You talked in your speech about the relationship [between a new market] and the Energy Imbalance Market. What kind of complications would there be in having an overlay with that market?
This goes back to the mindset of folks saying, ‘Either I do EIM or I have to do this regional market, and I have to choose between them.’ And that was my point [in the NIPPC speech] — you don’t.
I mean, the only difference is whether you are participating in the EIM as a group or individually. If you’re participating as a group, then maybe you’ll have a say in how prices are formed, where today you don’t have a say.

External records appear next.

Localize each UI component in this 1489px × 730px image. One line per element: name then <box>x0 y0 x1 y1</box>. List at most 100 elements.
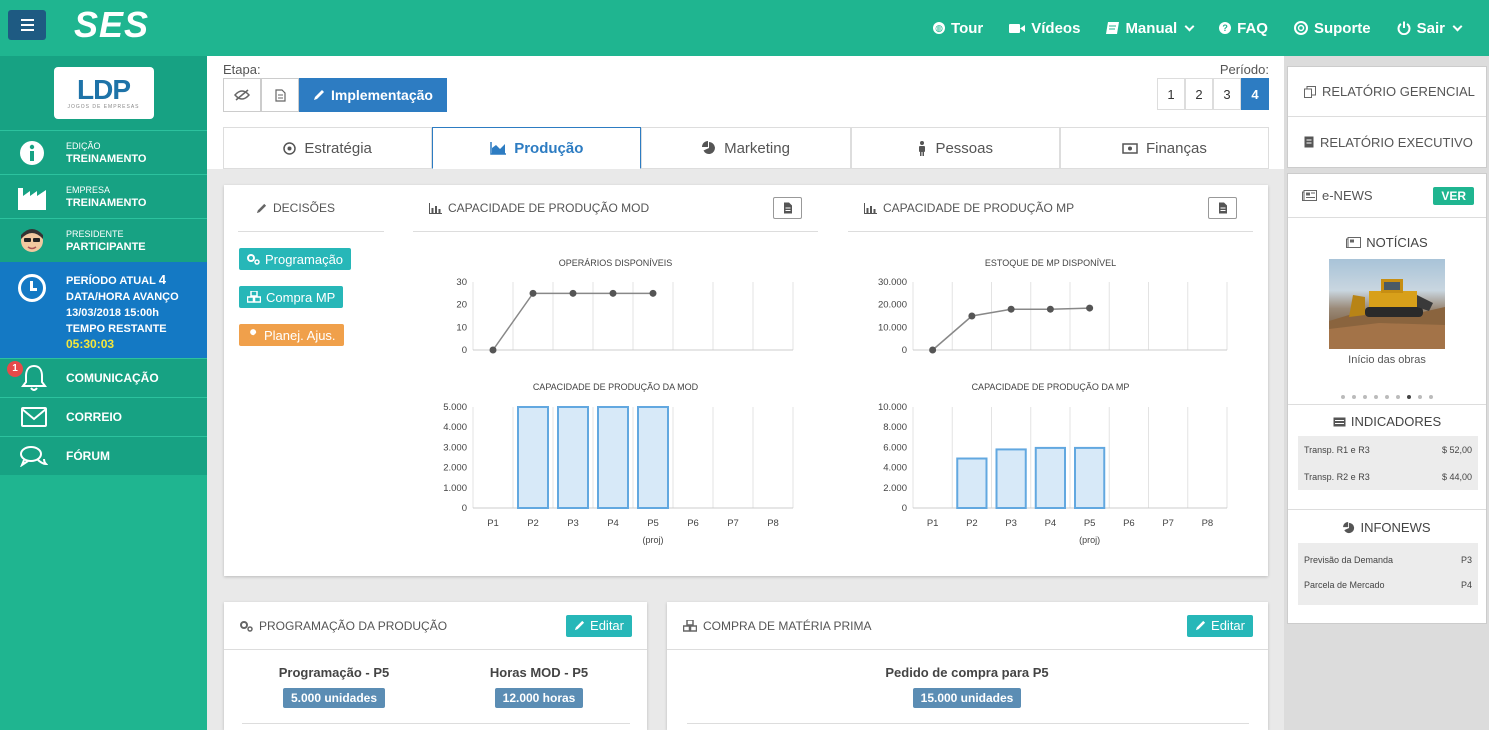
indicadores-header: INDICADORES <box>1288 414 1486 429</box>
news-image-bulldozer[interactable] <box>1329 259 1445 349</box>
compra-edit-button[interactable]: Editar <box>1187 614 1253 637</box>
sidebar-link-correio[interactable]: CORREIO <box>0 397 207 436</box>
chart-y-tick-label: 2.000 <box>883 483 907 494</box>
cogs-icon <box>247 254 260 265</box>
tab-estrategia[interactable]: Estratégia <box>223 127 433 168</box>
tab-pessoas[interactable]: Pessoas <box>850 127 1060 168</box>
infonews-header: INFONEWS <box>1288 520 1486 535</box>
video-icon <box>1009 23 1026 33</box>
chart-capacidade-mod-title: CAPACIDADE DE PRODUÇÃO DA MOD <box>532 382 699 392</box>
chart-bar <box>597 406 629 509</box>
chart-x-tick-label: P3 <box>567 518 579 529</box>
chart-bar <box>517 406 549 509</box>
chart-x-tick-label: P3 <box>1005 518 1017 529</box>
chart-y-tick-label: 10 <box>456 322 467 333</box>
period-label: PERÍODO ATUAL <box>66 275 156 287</box>
periodo-option-4[interactable]: 4 <box>1241 78 1269 110</box>
chart-x-tick-label: P5 <box>647 518 659 529</box>
indicadores-table: Transp. R1 e R3 $ 52,00 Transp. R2 e R3 $ … <box>1298 436 1478 490</box>
sidebar-link-comunicacao[interactable]: 1 COMUNICAÇÃO <box>0 358 207 397</box>
chart-x-tick-label: P4 <box>607 518 619 529</box>
periodo-option-2[interactable]: 2 <box>1185 78 1213 110</box>
etapa-active-label: Implementação <box>331 87 433 103</box>
infonews-value: P3 <box>1460 554 1472 565</box>
company-logo[interactable]: LDP JOGOS DE EMPRESAS <box>53 67 154 119</box>
carousel-dot[interactable] <box>1374 395 1378 399</box>
tab-marketing[interactable]: Marketing <box>641 127 851 168</box>
infonews-table: Previsão da Demanda P3 Parcela de Mercado… <box>1298 543 1478 605</box>
chart-y-tick-label: 2.000 <box>443 463 467 474</box>
chart-x-tick-label: P7 <box>727 518 739 529</box>
infonews-label: Parcela de Mercado <box>1304 579 1385 590</box>
chart-mp-document-button[interactable] <box>1208 197 1237 219</box>
programacao-button[interactable]: Programação <box>239 248 352 270</box>
carousel-dot[interactable] <box>1352 395 1356 399</box>
nav-faq[interactable]: ? FAQ <box>1219 20 1268 37</box>
horas-mod-label: Horas MOD - P5 <box>489 665 589 680</box>
chart-y-tick-label: 0 <box>462 503 467 514</box>
top-bar: SES ◍ Tour Vídeos Manual ? FAQ Suporte S… <box>0 0 1489 56</box>
chart-x-tick-label: P6 <box>1123 518 1135 529</box>
decisoes-title: DECISÕES <box>273 201 336 215</box>
bar-chart-icon <box>429 202 442 214</box>
planej-ajus-button[interactable]: Planej. Ajus. <box>239 324 344 346</box>
nav-suporte[interactable]: Suporte <box>1293 20 1371 37</box>
pedido-compra-stat: Pedido de compra para P5 15.000 unidades <box>817 665 1117 708</box>
tab-estrategia-label: Estratégia <box>304 139 372 157</box>
period-box: PERÍODO ATUAL 4 DATA/HORA AVANÇO 13/03/2… <box>0 262 207 358</box>
empresa-label: EMPRESA <box>66 184 111 195</box>
bar-chart-icon <box>864 202 877 214</box>
area-chart-icon <box>490 141 507 155</box>
chart-x-tick-label: P2 <box>966 518 978 529</box>
sidebar-link-forum[interactable]: FÓRUM <box>0 436 207 475</box>
carousel-dot[interactable] <box>1429 395 1433 399</box>
periodo-option-1[interactable]: 1 <box>1157 78 1185 110</box>
sidebar-edicao: EDIÇÃO TREINAMENTO <box>0 130 207 174</box>
carousel-dot[interactable] <box>1385 395 1389 399</box>
top-nav: ◍ Tour Vídeos Manual ? FAQ Suporte Sair <box>933 0 1463 56</box>
relatorio-executivo-link[interactable]: RELATÓRIO EXECUTIVO <box>1288 117 1486 167</box>
forum-label: FÓRUM <box>66 449 110 463</box>
programacao-edit-button[interactable]: Editar <box>566 614 632 637</box>
table-row: Previsão da Demanda P3 <box>1298 547 1478 572</box>
tab-producao[interactable]: Produção <box>432 127 642 169</box>
chart-y-tick-label: 6.000 <box>883 442 907 453</box>
chart-y-tick-label: 8.000 <box>883 422 907 433</box>
carousel-dot[interactable] <box>1341 395 1345 399</box>
periodo-option-3[interactable]: 3 <box>1213 78 1241 110</box>
chart-y-tick-label: 0 <box>902 503 907 514</box>
etapa-implementacao-button[interactable]: Implementação <box>299 78 447 112</box>
tab-financas[interactable]: Finanças <box>1059 127 1270 168</box>
etapa-document-button[interactable] <box>261 78 299 112</box>
chevron-down-icon <box>1184 21 1195 31</box>
chart-bar <box>1034 446 1066 509</box>
enews-box: e-NEWS VER NOTÍCIAS Início das obras <box>1287 173 1487 624</box>
carousel-dot[interactable] <box>1396 395 1400 399</box>
periodo-label: Período: <box>1219 62 1269 77</box>
chart-y-tick-label: 0 <box>462 345 467 356</box>
hamburger-menu-button[interactable] <box>8 10 46 40</box>
chart-point <box>609 289 617 297</box>
chart-mp-title: CAPACIDADE DE PRODUÇÃO MP <box>883 201 1075 215</box>
nav-sair[interactable]: Sair <box>1397 20 1463 37</box>
enews-ver-button[interactable]: VER <box>1433 186 1474 205</box>
etapa-hidden-button[interactable] <box>223 78 261 112</box>
nav-manual[interactable]: Manual <box>1106 20 1195 37</box>
chart-mod-document-button[interactable] <box>773 197 802 219</box>
app-brand[interactable]: SES <box>74 4 150 45</box>
tab-financas-label: Finanças <box>1145 139 1207 157</box>
relatorio-gerencial-link[interactable]: RELATÓRIO GERENCIAL <box>1288 67 1486 117</box>
nav-videos[interactable]: Vídeos <box>1009 20 1080 37</box>
document-icon <box>1304 136 1314 148</box>
carousel-dot[interactable] <box>1418 395 1422 399</box>
tab-marketing-label: Marketing <box>724 139 790 157</box>
news-caption: Início das obras <box>1348 354 1426 366</box>
chart-y-tick-label: 4.000 <box>883 463 907 474</box>
nav-tour[interactable]: ◍ Tour <box>933 20 983 37</box>
carousel-dot[interactable] <box>1363 395 1367 399</box>
chart-point <box>1046 305 1054 313</box>
sidebar-presidente: PRESIDENTE PARTICIPANTE <box>0 218 207 262</box>
chart-x-tick-label: P4 <box>1045 518 1057 529</box>
carousel-dot-active[interactable] <box>1407 395 1411 399</box>
compra-mp-button[interactable]: Compra MP <box>239 286 344 308</box>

If the California legislature won’t give up control [of CAISO’s governance], well then you’re having a peer-to-peer discussion and that goes to FERC. So the point is, if [CAISO] won’t change its price formation, then the entities outside will say, ‘We got together and we decided we’re going to price ramping this way, and we’re going to price hydro this way,’ and then you have to make those interact at the border. And so when we’re selling to you, you’ll pay our price, and when you’re selling to us, we’ll pay your price, and that’s interregional coordination.
The whole point is that market-to-market coordination creates huge efficiencies. In fact, you’d have higher levels of trade than you would with the EIM, because EIM is individual, so if one person creates a constraint on another person’s system, you have to stop. If you combine them together and say we’ll manage constraints together, we’ll have more throughput. So the whole notion out here that they have to make this choice between EIM or not is just fiction.

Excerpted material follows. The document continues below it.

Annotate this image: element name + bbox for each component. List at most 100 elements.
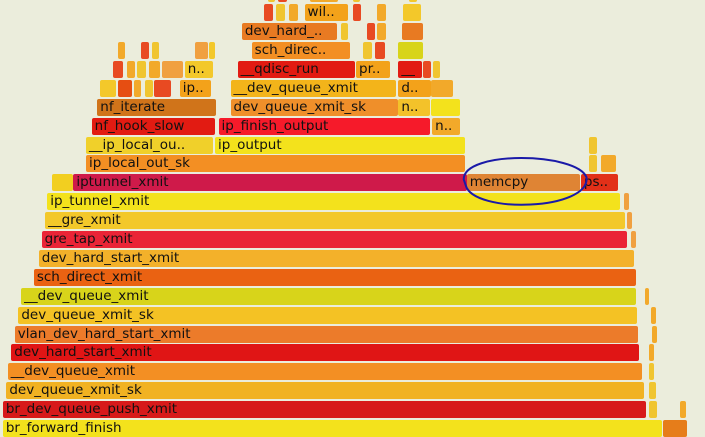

I hope they’ll go back and think about this notion of participating as a team or a group, banding together and then participating in the EIM, and then you can have a conversation about, ‘Well it doesn’t matter what California says about price formation, we have an opinion too. And if there’s a conflict, we’ll resolve it at FERC.’ And I know that scares some people, but my point is, who [is CAISO] going to trade with?

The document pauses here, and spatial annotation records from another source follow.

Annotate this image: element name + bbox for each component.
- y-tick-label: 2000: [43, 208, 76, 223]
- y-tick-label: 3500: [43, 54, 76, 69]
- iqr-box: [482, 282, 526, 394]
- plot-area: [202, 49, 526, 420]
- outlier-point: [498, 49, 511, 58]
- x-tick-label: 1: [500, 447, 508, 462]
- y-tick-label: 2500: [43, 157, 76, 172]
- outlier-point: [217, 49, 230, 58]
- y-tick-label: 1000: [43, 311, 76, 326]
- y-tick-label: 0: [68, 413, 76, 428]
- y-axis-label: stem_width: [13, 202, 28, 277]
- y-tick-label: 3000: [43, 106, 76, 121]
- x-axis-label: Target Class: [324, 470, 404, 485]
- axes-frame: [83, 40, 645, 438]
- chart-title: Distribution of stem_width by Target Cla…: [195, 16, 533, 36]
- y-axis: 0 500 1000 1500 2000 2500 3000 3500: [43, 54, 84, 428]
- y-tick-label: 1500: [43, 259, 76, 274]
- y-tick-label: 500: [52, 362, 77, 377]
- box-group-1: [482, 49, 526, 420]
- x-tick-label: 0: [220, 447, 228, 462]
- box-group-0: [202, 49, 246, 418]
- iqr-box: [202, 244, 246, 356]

So it would be something like a joint operating agreement? That would be the relationship?
Yeah, it’s a market-to-market coordination joint operating agreement. There would be an agreement approved by FERC. This is not unheard of. This is the way everybody else does it. We have them with New York, MISO, [the Tennessee Valley Authority], with Duke [Energy], so it’s pretty standard.
I’ve talked with some in the Northwest who say the idea of applying the standard market design is outdated and not really applicable to the region. What do you think about that?
This is key: The market design has to adapt to the region, not the region to the design. So the whole mindset back in the day that you have a standard market design and we have to adapt to it was never going to work. In fact, we don’t even have that. There’s differences between MISO’s design and PJM’s design because of the regional structure.
But for the West, we’re not saying you have to take our design. Now there’s stuff we’ve learned where every place in the world there are certain key things — like economic dispatch — that are always going to work. But as far as hydro coordination out here, it’s a huge deal, so the market side has to adapt and let hydro coordination be a primary design criteria.
Is there a timeline you’re operating on in the West?
No, it really depends on the folks here. There originally was a timeline because Peak had a certain burn and had to have an answer by a certain date. But once Peak and PJM dissolved their relationship, there’s no timeline on our side. It’s what the region wants. And this is why we considerably slowed down and we’re talking to people at a more casual pace. My opinion is, the quicker the better for them.